Clayla's closest ties in the world of arts and letters were with her second son Addison Werner Ward ("Ad" or, jokingly, "George") and his friend and mentor William Meredith, who was a 28-year-old instructor of creative writing when Addison entered Princeton in 1947. Addison died at 35 killed by a tornado in Ohio.

Besides raising three children, Mrs. Ward began the club and committee work which would come to dominate her life. Serious and constructive as much of this was, she brought to it her own brand of informality and good spirits. She was a founder of the Susan B. Anthony Women's Republican Club, a charter member of the Junior League and prominent in activities of the Alliance Francaise and the Chatterbox Club. President of the Broadway Theater League of Rochester, she also helped establish the Community Players, often appearing in their productions. She worked hard in support of the Memorial Art Gallery, established the Women's Circle of the Rochester Museum and Science Center and was initiator and first president of the Civic Music Association. She and Mr. Ward contributed to the Steigenwald-Ward-Watson Collection of Fine Art given to Rochester's James Madison High School.

In 1944, Mrs. Ward took the position of public relations counselor for the Sibley, Lindsay and Curr department store. Over the years she instigated many promotional events, notably the firm's annual Scholastic Art Awards. In this work, her talent for getting along with others came to the fore. Equally at ease with executives and underlings, she was said to know every clerk in the store. "She greeted you as if you were the one person in the world she most wanted to see," an associate recalls. Mrs. Ward once expressed her concept of leadership, saying, "Any executive must make it possible for other people to come forward and take responsibility. Part of leadership is priming other people for leadership. If you can develop a good leader while you're leading, you're doing everyone a service." Another time she said, "It doesn't take a lot of time and patience to help people. It just needs thought. Lots of times I can't sleep for thinking of ways to do what I think is important. And that is to dignify human beings."
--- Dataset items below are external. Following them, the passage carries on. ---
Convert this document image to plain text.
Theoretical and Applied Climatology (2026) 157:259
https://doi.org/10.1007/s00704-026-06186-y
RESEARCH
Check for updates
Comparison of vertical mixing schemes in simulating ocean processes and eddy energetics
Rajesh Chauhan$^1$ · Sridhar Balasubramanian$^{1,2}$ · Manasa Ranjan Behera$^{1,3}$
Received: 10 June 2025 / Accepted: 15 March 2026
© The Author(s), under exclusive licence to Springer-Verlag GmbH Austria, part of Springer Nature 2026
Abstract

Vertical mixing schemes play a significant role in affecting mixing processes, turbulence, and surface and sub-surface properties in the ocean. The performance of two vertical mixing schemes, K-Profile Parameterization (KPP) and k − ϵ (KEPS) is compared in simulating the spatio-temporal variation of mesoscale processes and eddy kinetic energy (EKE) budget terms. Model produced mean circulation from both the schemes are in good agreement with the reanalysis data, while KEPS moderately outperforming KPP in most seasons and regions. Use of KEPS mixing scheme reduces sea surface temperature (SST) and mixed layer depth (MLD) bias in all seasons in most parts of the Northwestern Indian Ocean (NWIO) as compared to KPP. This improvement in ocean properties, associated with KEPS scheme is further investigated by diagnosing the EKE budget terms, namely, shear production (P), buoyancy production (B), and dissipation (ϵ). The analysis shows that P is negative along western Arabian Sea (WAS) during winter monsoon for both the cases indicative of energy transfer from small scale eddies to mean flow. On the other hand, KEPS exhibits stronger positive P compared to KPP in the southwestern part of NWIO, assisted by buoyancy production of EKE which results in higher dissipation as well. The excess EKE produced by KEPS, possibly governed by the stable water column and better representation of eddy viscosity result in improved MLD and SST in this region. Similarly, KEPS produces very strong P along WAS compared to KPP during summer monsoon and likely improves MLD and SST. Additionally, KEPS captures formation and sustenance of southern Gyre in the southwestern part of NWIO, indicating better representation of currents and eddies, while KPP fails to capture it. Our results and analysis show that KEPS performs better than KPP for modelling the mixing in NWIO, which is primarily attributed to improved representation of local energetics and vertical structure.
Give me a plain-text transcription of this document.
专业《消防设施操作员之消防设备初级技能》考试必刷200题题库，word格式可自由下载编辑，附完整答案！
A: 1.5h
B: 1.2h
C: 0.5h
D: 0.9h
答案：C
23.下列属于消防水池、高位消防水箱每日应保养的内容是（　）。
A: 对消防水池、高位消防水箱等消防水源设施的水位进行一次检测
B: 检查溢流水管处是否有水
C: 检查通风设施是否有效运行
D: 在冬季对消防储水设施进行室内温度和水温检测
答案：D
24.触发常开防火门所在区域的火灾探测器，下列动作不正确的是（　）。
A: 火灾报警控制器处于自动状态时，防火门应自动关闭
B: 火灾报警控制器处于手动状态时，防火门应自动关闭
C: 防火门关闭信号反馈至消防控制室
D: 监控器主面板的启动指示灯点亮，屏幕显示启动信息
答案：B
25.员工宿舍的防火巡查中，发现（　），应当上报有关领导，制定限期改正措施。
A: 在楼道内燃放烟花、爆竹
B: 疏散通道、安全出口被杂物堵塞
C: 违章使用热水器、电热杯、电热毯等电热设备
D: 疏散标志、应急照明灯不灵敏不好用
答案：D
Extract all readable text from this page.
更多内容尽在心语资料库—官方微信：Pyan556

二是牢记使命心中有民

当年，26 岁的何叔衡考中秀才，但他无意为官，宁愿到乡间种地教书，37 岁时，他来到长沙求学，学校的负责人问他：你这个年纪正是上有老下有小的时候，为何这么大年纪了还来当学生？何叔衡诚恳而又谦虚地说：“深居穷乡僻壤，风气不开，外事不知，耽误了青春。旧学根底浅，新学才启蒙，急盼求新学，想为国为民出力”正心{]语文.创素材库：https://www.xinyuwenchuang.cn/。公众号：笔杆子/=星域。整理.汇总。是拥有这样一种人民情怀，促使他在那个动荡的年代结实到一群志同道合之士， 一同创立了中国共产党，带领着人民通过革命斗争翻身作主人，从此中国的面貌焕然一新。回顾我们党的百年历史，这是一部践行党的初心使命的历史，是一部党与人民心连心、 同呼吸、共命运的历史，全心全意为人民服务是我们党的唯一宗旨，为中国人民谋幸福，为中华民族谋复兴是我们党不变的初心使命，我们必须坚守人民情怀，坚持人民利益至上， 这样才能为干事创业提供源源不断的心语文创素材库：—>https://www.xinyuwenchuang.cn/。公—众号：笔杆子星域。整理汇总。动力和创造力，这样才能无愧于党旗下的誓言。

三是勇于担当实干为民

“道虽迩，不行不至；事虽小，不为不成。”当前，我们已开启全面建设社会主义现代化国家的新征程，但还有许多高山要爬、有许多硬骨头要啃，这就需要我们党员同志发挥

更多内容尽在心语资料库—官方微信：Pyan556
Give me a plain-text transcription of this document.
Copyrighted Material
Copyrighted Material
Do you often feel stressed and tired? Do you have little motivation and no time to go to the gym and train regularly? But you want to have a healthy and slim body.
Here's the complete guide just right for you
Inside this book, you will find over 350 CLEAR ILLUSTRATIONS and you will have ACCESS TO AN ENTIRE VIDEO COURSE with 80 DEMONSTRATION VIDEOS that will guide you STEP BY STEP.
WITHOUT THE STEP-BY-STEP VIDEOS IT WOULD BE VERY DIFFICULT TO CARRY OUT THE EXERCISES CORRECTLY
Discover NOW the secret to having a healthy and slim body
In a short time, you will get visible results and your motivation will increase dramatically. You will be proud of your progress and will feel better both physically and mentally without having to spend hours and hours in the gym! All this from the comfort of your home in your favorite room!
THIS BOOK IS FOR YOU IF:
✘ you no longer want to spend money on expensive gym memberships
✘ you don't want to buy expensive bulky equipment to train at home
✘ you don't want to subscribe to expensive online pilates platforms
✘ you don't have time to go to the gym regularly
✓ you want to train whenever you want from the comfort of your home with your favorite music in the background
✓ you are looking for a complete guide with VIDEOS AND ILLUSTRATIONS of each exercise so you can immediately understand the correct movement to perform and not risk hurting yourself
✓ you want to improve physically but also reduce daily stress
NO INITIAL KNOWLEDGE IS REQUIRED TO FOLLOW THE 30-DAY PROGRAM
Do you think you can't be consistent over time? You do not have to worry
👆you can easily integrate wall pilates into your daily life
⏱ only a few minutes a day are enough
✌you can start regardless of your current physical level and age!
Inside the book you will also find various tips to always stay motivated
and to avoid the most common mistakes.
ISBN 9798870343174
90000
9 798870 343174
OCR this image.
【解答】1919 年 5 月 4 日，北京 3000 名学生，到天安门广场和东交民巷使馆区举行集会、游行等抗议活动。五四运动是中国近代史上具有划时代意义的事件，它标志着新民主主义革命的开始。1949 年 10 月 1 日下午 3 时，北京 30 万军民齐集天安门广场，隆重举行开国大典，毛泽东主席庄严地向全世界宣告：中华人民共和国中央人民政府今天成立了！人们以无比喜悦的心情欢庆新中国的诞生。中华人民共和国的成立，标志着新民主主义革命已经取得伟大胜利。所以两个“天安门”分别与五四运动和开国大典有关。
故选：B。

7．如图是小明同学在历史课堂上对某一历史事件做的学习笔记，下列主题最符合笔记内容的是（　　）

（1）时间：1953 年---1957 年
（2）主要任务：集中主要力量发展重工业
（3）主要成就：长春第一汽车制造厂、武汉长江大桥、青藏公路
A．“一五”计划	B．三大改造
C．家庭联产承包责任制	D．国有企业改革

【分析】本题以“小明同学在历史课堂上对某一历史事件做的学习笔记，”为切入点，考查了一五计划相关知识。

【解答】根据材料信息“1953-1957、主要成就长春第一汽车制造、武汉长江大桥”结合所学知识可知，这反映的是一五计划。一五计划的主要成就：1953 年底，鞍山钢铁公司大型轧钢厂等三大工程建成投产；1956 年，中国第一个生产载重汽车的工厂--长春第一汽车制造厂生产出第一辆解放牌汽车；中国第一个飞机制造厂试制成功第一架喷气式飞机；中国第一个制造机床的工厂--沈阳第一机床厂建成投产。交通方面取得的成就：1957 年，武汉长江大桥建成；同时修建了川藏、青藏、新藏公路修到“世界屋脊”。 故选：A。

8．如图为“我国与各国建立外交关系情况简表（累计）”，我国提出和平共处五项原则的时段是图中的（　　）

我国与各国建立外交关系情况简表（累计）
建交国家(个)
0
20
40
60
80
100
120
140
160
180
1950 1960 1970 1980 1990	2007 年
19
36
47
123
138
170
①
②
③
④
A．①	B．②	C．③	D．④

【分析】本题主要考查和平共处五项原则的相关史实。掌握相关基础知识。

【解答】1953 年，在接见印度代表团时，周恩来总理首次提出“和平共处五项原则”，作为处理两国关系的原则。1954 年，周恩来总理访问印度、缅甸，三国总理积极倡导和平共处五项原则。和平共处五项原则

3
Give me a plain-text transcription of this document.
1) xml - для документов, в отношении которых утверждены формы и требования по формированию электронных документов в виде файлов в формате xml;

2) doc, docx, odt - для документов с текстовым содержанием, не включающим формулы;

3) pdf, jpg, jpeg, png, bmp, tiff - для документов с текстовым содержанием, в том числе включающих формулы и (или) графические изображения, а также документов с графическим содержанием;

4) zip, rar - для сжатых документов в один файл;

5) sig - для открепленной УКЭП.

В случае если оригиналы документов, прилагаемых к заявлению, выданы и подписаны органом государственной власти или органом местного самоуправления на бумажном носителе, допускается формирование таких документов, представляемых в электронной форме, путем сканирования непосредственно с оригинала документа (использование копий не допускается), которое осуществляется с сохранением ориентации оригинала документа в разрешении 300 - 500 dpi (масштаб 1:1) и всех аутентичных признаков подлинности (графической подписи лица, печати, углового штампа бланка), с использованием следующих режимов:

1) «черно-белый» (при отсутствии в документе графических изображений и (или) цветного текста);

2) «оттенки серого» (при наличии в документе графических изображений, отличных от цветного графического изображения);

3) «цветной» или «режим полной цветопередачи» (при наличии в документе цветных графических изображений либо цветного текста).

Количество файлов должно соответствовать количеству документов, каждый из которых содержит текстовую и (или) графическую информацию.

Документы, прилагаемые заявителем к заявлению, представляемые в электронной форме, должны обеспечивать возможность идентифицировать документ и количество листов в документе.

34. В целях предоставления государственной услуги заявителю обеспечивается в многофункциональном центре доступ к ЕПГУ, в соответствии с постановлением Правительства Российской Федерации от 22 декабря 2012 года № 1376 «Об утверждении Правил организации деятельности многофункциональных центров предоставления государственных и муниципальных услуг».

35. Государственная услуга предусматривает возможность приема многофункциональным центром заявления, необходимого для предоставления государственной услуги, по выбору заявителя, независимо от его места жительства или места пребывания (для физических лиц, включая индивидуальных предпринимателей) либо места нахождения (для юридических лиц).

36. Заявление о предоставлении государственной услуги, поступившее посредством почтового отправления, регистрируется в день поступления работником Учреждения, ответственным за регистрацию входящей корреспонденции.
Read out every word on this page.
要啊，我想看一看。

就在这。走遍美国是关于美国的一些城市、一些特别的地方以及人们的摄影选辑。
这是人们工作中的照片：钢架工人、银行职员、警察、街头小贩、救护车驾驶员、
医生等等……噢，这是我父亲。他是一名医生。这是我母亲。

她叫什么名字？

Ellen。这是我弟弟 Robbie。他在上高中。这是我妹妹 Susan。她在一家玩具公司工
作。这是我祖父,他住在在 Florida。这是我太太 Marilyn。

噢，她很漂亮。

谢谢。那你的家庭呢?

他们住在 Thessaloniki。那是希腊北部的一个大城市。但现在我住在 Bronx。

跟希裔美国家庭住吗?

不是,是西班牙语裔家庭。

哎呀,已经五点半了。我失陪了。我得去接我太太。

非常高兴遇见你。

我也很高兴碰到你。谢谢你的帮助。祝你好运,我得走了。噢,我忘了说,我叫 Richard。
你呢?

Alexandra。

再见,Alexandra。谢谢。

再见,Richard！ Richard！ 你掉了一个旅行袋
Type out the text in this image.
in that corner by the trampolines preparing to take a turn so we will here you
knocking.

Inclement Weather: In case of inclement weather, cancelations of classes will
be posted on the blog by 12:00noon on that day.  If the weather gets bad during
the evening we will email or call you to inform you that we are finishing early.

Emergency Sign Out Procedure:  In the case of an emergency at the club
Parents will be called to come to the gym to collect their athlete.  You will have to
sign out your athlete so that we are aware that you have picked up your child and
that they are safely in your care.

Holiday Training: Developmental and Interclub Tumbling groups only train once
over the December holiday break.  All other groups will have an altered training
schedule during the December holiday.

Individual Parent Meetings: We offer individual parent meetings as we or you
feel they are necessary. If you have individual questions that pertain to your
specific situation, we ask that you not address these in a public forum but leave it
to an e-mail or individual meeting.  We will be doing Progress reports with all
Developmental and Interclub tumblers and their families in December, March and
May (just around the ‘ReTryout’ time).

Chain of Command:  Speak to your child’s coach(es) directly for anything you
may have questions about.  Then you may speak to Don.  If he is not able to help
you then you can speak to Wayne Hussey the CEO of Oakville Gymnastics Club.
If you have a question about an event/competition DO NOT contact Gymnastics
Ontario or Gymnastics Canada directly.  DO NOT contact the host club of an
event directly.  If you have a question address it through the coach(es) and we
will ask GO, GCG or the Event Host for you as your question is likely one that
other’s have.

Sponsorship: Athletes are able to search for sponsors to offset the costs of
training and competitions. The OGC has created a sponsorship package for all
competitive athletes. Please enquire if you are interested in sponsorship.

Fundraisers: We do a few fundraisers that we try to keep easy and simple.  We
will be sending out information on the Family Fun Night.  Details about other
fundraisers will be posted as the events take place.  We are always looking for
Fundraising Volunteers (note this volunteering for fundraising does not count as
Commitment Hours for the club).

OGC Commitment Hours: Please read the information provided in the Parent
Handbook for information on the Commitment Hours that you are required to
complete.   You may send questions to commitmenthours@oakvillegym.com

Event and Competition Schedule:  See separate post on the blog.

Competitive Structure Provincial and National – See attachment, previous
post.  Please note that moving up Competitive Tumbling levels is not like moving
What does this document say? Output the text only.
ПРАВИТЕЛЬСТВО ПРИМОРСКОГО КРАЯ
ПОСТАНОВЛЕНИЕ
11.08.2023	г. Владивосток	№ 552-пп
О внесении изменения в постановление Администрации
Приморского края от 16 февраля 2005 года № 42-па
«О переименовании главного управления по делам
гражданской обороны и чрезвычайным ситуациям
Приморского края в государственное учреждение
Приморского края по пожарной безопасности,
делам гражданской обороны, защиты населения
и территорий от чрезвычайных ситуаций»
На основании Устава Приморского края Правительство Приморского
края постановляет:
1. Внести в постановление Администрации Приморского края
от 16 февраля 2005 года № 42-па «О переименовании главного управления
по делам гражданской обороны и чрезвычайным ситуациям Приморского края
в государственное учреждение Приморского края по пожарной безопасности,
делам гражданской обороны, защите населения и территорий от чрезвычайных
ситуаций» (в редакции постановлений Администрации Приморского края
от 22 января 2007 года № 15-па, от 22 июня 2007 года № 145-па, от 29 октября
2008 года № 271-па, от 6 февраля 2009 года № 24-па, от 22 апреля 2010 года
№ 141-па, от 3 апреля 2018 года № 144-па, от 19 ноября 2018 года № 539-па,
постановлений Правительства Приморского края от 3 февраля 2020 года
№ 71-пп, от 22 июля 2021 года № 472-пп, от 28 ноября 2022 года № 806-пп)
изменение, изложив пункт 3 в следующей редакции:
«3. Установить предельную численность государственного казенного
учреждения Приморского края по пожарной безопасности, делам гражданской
As she grew older, Clayla Ward refined her image. Always bejeweled and perfumed, elegantly dressed and coiffed, she addressed one and all as "Darling" in a throaty contralto voice and was the friend of every Rochester cab driver. When she was once mugged and robbed near her Grove Place home, her children and friends urged her to move to a safer neighborhood, but she protested, "I was here first!" and stayed. "Because I was mugged and robbed once shouldn't make me afraid of everyone," she protested. "It isn't life so much that matters. It's the courage you bring to it. I love the people who have helped me with it." In support of historic preservation and the cause of downtown, she bequeathed her home on Grove Place to the Landmark Society of Western New York as a memorial to her husband. A belvedere, or widow's walk, which had once graced the roof of the house had long before been taken down, but "I didn't want to leave the Society only half a house," she said, "so I had the widow's walk restored as my eightieth birthday present to myself." The management of Sibley's gave a party with the original intent of inviting a round eighty other "favorite men," but she said, "Oh, do come to my party. Darling," so many times that 123 men showed up. "I'm shameless in saying that I like men better than women!" she admitted.